The main event in 2009's battle royale between labor and capital will be the Employee Free Choice Act, which is sure to come up early next year in Congress. Randel K. Johnson, a vice president at the US Chamber of Commerce, has described the coming fight as a "firestorm bordering on Armageddon." The Chamber, the National Association of Manufacturers, and their ilk have made the defeat of any pro-labor legislation their top priority in Congress.
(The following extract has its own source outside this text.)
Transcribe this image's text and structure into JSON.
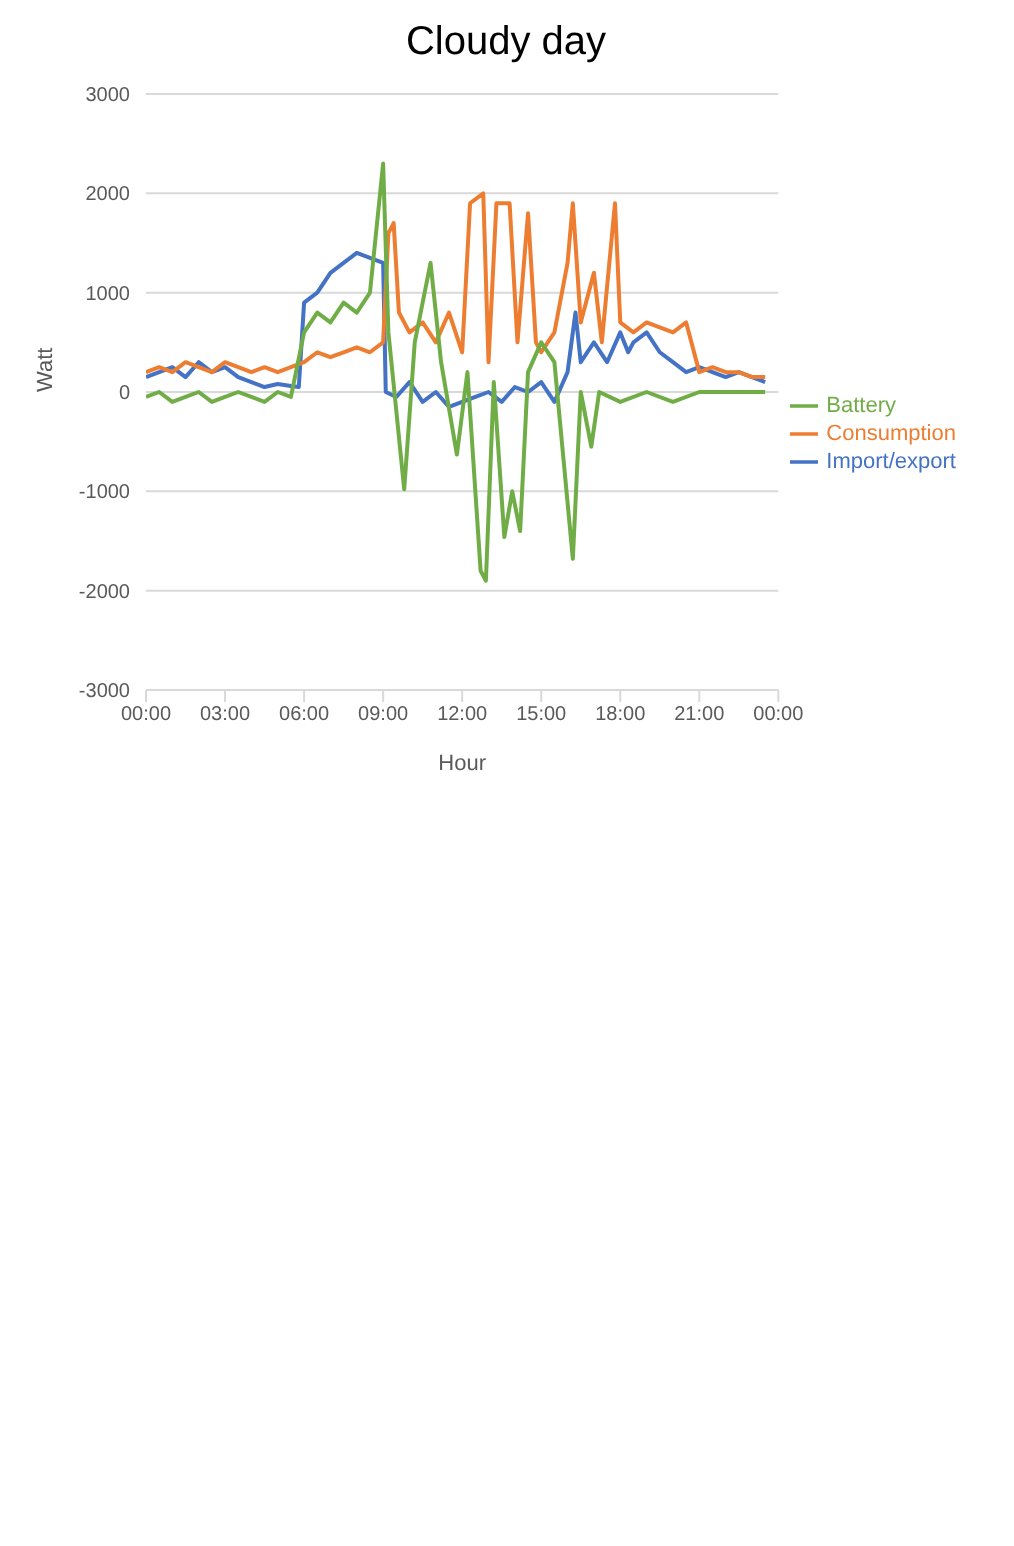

The Employee Free Choice Act is labor's attempt to a hack away at the kudzu vines that have enveloped the rights of employees to unionize. Over the last 25 years, those opposed to unionization have done a masterful job of erecting an edifice of regulations that make effective unionization nearly impossible in areas lacking strong political support. In a recent case in which I was involved, Bush's labor board found that an "invisible picket line" had been maintained by a union, subjecting it to legal sanctions. Numerous examples of such creative anti-union regulatory activity exist. Even when workers do vote for a union, an employer is often able to delay actually having to meet with the union for five years. And federal rulings have made it exceedingly easy for employers to fire union adherents and be liable for scandalously little back pay. The result is workers too scared to unionize.
Opponents of the Employee Free Choice Act claim that it would strip workers of their democratic rights. This is a delicious argument, since you can bet that these same employers are not major fans of worker democracy when it is directed at them. I won't hold my breath waiting for such employers to hold secret ballot votes to allow workers to determine their pay.
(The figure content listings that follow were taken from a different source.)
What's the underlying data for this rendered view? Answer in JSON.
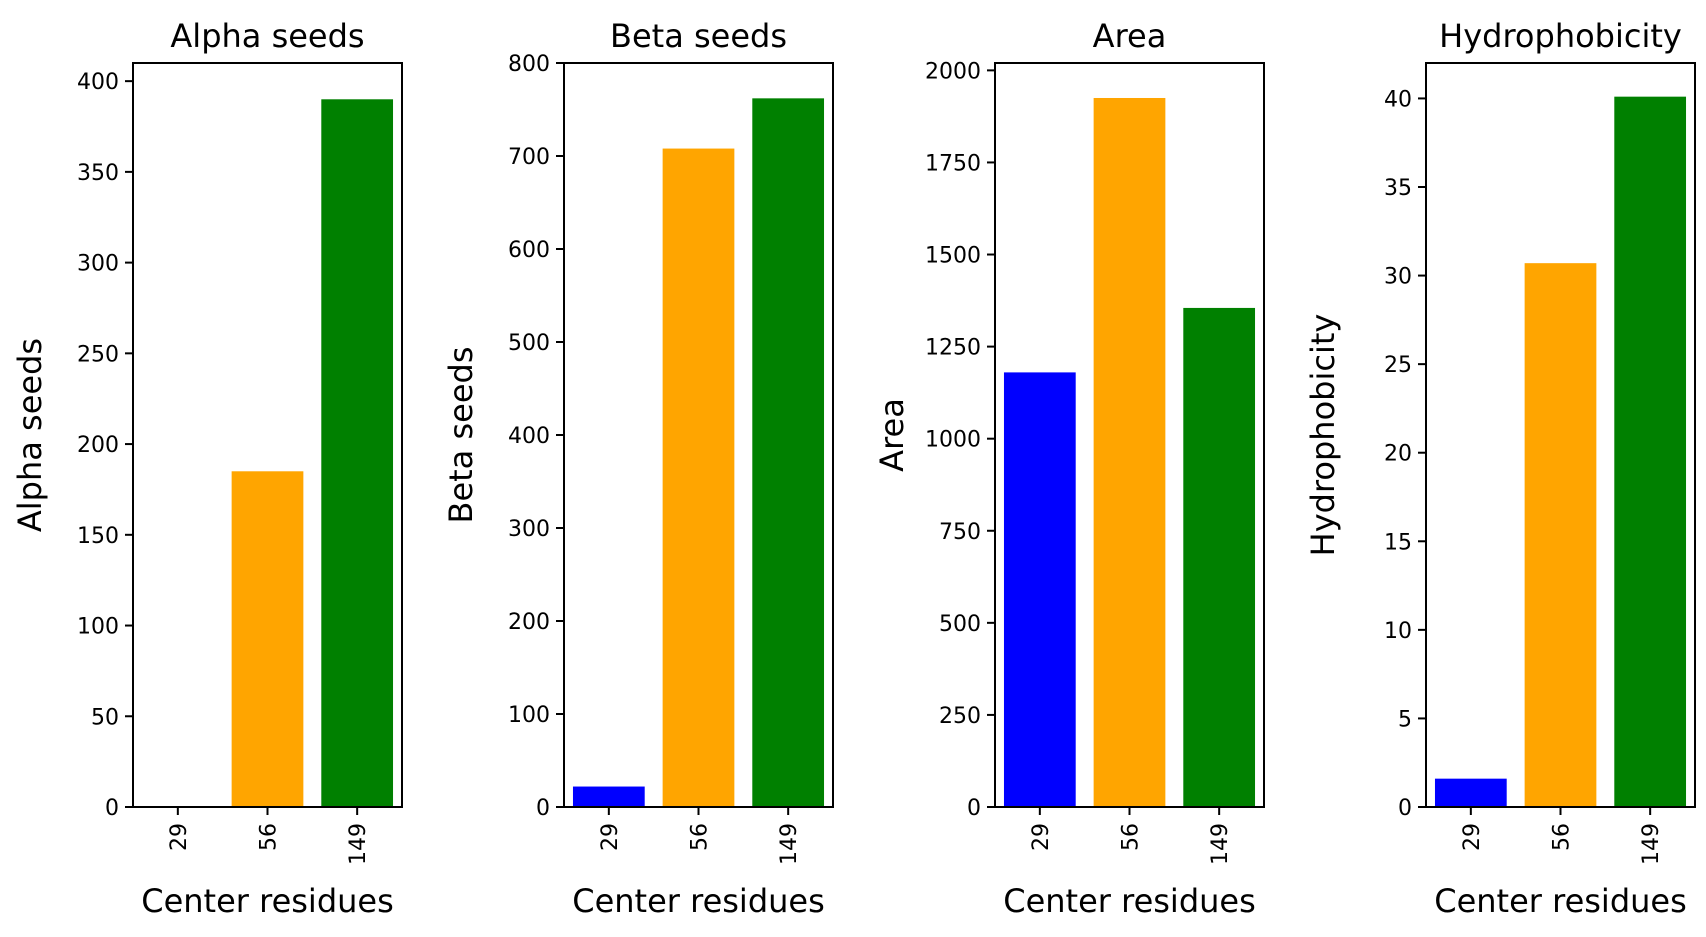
{
  "chart_data": [
    {
      "type": "bar",
      "title": "Alpha seeds",
      "xlabel": "Center residues",
      "ylabel": "Alpha seeds",
      "categories": [
        "29",
        "56",
        "149"
      ],
      "values": [
        0,
        185,
        390
      ],
      "colors": [
        "#0000ff",
        "#ffa500",
        "#008000"
      ],
      "ylim": [
        0,
        410
      ],
      "yticks": [
        0,
        50,
        100,
        150,
        200,
        250,
        300,
        350,
        400
      ]
    },
    {
      "type": "bar",
      "title": "Beta seeds",
      "xlabel": "Center residues",
      "ylabel": "Beta seeds",
      "categories": [
        "29",
        "56",
        "149"
      ],
      "values": [
        22,
        708,
        762
      ],
      "colors": [
        "#0000ff",
        "#ffa500",
        "#008000"
      ],
      "ylim": [
        0,
        800
      ],
      "yticks": [
        0,
        100,
        200,
        300,
        400,
        500,
        600,
        700,
        800
      ]
    },
    {
      "type": "bar",
      "title": "Area",
      "xlabel": "Center residues",
      "ylabel": "Area",
      "categories": [
        "29",
        "56",
        "149"
      ],
      "values": [
        1180,
        1925,
        1355
      ],
      "colors": [
        "#0000ff",
        "#ffa500",
        "#008000"
      ],
      "ylim": [
        0,
        2020
      ],
      "yticks": [
        0,
        250,
        500,
        750,
        1000,
        1250,
        1500,
        1750,
        2000
      ]
    },
    {
      "type": "bar",
      "title": "Hydrophobicity",
      "xlabel": "Center residues",
      "ylabel": "Hydrophobicity",
      "categories": [
        "29",
        "56",
        "149"
      ],
      "values": [
        1.6,
        30.7,
        40.1
      ],
      "colors": [
        "#0000ff",
        "#ffa500",
        "#008000"
      ],
      "ylim": [
        0,
        42
      ],
      "yticks": [
        0,
        5,
        10,
        15,
        20,
        25,
        30,
        35,
        40
      ]
    }
  ]
}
Still, the Employee Free Choice Act is more important symbolically than it is practically. Its passage would be a sign that times have truly changed in our country. The act would not alter the playing field dramatically, no matter what the Chamber of Commerce ads claim. After all, the United States is still home to a robust union-avoidance industry, which includes many august Bay Area law firms that are dedicated to helping employers smash unions for a pretty paycheck. The right to unionize is considered a fundamental human right in all the international human rights conventions. Yet our country has an industry dedicated to discouraging the use of those rights.
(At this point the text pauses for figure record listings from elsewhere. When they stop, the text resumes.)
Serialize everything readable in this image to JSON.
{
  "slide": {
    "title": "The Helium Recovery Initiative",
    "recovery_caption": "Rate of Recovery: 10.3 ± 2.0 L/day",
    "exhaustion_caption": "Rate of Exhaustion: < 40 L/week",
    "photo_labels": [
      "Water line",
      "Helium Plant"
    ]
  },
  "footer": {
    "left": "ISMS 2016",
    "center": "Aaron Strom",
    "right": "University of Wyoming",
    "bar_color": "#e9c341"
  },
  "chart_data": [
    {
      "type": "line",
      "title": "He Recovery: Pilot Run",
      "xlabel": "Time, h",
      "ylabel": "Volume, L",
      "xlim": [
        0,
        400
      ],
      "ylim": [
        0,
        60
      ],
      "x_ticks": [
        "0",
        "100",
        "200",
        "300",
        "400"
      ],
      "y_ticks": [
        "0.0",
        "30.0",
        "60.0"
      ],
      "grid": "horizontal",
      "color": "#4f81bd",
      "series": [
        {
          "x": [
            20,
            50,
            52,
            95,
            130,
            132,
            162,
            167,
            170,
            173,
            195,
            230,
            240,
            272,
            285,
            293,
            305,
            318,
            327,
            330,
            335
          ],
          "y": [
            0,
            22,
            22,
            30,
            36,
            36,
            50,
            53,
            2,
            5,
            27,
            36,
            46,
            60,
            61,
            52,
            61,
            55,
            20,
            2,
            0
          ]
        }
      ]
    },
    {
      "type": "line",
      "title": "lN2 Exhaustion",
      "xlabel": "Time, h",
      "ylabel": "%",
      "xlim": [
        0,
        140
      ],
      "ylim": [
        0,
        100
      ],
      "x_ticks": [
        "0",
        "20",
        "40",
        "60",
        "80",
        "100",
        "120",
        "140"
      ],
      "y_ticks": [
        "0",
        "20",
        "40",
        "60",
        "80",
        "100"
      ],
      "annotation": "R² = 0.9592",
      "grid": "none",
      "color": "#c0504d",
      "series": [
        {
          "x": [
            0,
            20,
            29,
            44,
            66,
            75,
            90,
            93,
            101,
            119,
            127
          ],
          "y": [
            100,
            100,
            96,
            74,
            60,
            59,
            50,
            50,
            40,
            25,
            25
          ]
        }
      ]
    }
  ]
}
The current economic crisis makes clear that the old trickle-down economic system has produced an inequitable low-wage economy incapable of producing the kind of jobs that can support livable lives. Attention to education and infrastructure is required for the retooling that we need. But only an empowered workforce, able to work collectively without constant fear of discharge or intimidation, can follow through on this promise. A strong labor movement is the only way that this dream can be nurtured and protected.